This is to be our most ambitious international trip to date, not only because we’ll be bringing our three-year-old plus our nearly ten-month-old baby, but because we have planned such varied lodging experiences—the usual hotels, guesthouses, camping, plus a backcountry hut reached only by fording two streams. Yan had traveled to San Francisco, twice, to get a visa to Iceland, the first time having completed incorrect forms and being too early, since the layers of instructions could not be more confusing: VSF Global processing on behalf of the Norwegian Consulate, in turn processing on behalf of Iceland. Now having made all the arrangements and adjusting our circadian rhythm using the Entrain app, we’re ready for this adventure.
Flight and Ride
Departing from Ontario International Airport is a luxury. We avoid LAX when possible. The first leg takes us to Dallas. From there, it’s a red-eye flight to Keflavík. Arrival is simple. Immigration takes but a few minutes. Through the baggage claim area, we are herded through a shopping area for groceries and duty-free items. We get some water for the road. The bulkiest items to arrive are the car seats and double stroller. Getting everything carted out and loaded onto the rental car shuttle and then off again is a terrible chore. We apologize to everyone around us. At the Fox car rental station, Yan and the kids wait outside, thinking it would be quick. Here, we are first introduced to Iceland’s unrelentless winds, the type that penetrates all your clothes and into the bones.

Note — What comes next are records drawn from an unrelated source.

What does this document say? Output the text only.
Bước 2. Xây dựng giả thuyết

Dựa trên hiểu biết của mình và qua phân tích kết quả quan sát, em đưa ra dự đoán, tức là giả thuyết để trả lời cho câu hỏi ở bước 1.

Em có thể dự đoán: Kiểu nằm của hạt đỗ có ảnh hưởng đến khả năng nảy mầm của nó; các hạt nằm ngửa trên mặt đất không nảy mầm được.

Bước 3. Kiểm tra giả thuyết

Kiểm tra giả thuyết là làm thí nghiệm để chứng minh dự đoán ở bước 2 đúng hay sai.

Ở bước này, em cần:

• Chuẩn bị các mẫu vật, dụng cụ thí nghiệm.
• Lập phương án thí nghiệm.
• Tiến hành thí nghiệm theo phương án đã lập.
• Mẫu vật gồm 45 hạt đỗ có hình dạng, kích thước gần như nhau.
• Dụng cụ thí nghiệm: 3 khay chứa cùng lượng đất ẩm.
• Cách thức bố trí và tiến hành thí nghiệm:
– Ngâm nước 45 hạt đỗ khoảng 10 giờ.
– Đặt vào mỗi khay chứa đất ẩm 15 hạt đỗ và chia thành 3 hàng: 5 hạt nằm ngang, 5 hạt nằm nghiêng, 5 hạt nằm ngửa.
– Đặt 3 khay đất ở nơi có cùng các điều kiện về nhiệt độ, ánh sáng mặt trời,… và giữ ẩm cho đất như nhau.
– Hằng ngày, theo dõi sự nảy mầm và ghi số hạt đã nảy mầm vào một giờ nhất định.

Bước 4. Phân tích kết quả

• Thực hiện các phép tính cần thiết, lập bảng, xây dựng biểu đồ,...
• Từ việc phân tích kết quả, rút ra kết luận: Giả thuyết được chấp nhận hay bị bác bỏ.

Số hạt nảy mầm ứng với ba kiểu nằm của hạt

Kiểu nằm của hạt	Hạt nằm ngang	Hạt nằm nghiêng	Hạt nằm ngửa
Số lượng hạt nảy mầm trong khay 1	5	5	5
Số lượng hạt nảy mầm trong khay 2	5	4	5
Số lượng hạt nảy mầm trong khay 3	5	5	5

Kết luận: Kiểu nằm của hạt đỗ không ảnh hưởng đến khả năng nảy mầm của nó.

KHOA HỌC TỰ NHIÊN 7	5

The Ford Kuga barely fits everything we have. Everything is crammed between seats, since the double stroller takes up the entire back.

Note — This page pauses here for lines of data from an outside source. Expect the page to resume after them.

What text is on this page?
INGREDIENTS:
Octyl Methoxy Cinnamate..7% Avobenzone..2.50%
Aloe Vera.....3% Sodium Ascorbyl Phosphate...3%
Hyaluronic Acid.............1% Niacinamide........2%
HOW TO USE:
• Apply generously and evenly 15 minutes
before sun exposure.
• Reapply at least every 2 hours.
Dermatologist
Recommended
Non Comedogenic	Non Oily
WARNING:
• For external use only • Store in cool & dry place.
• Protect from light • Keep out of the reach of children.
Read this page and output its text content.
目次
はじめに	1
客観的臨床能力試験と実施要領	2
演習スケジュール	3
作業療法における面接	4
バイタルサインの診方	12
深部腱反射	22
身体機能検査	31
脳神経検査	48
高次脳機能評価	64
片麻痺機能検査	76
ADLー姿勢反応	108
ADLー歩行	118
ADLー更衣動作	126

Driving into Reykjavík is easy. The maximum speed limit for the entire country is 90 km/hr. The first task is to get lunch. Approaching the old city center, we come across an intersection with Thai food restaurants at each corner. We decide to try one; the food hits the spot. Then, we visit the Culture House and the Settlement Exhibition. We learn about the first settlers and their stone, timber, and turf roof house from AD 871±2. From there, we stop by the front of towering Hallgrímskirkja on the way to our first hotel.

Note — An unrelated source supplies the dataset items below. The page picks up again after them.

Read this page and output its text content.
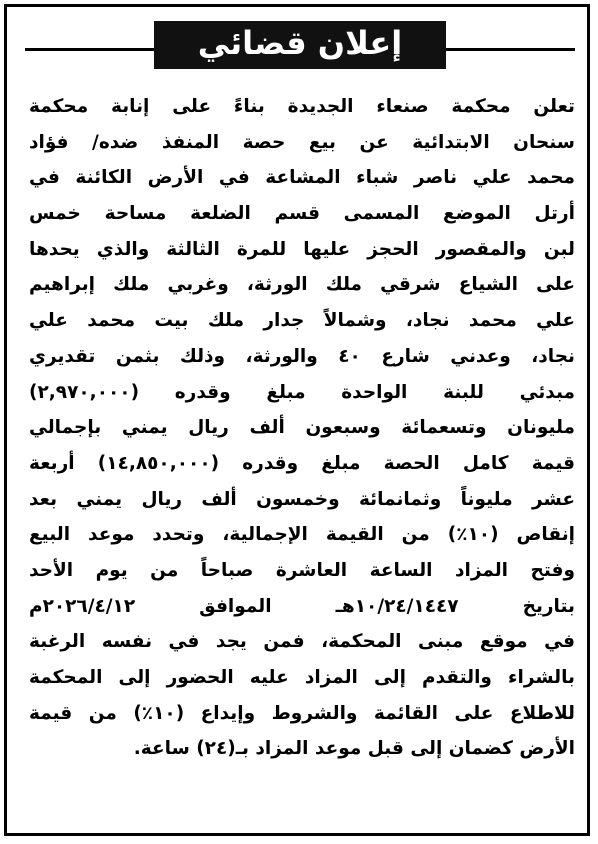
إعلان قضائي
تعلن محكمة صنعاء الجديدة بناءً على إنابة محكمة
سنحان الابتدائية عن بيع حصة المنفذ ضده/ فؤاد
محمد علي ناصر شباء المشاعة في الأرض الكائنة في
أرتل الموضع المسمى قسم الضلعة مساحة خمس
لبن والمقصور الحجز عليها للمرة الثالثة والذي يحدها
على الشياع شرقي ملك الورثة، وغربي ملك إبراهيم
علي محمد نجاد، وشمالاً جدار ملك بيت محمد علي
نجاد، وعدني شارع ٤٠ والورثة، وذلك بثمن تقديري
مبدئي للبنة الواحدة مبلغ وقدره (٢,٩٧٠,٠٠٠)
مليونان وتسعمائة وسبعون ألف ريال يمني بإجمالي
قيمة كامل الحصة مبلغ وقدره (١٤,٨٥٠,٠٠٠) أربعة
عشر مليوناً وثمانمائة وخمسون ألف ريال يمني بعد
إنقاص (١٠٪) من القيمة الإجمالية، وتحدد موعد البيع
وفتح المزاد الساعة العاشرة صباحاً من يوم الأحد
بتاريخ ١٠/٢٤/١٤٤٧هـ الموافق ٢٠٢٦/٤/١٢م
في موقع مبنى المحكمة، فمن يجد في نفسه الرغبة
بالشراء والتقدم إلى المزاد عليه الحضور إلى المحكمة
للاطلاع على القائمة والشروط وإيداع (١٠٪) من قيمة
الأرض كضمان إلى قبل موعد المزاد بـ(٢٤) ساعة.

ION Adventure Hotel is the only place where we will spend more than one night. We find it tucked into the Nesjavellir hillside not far from a geothermal power plant. The Northern Lights Lounge overlooks the vast landscape with floor-to-ceiling windows. We unwind in the heated outdoor pool, taking in the views, unafraid of the cold Icelandic winds. Dusk and sunset seem drawn out as the sun makes its near-horizontal descent to the horizon but never gets far below it. Midnight remains like one long blue hour of light.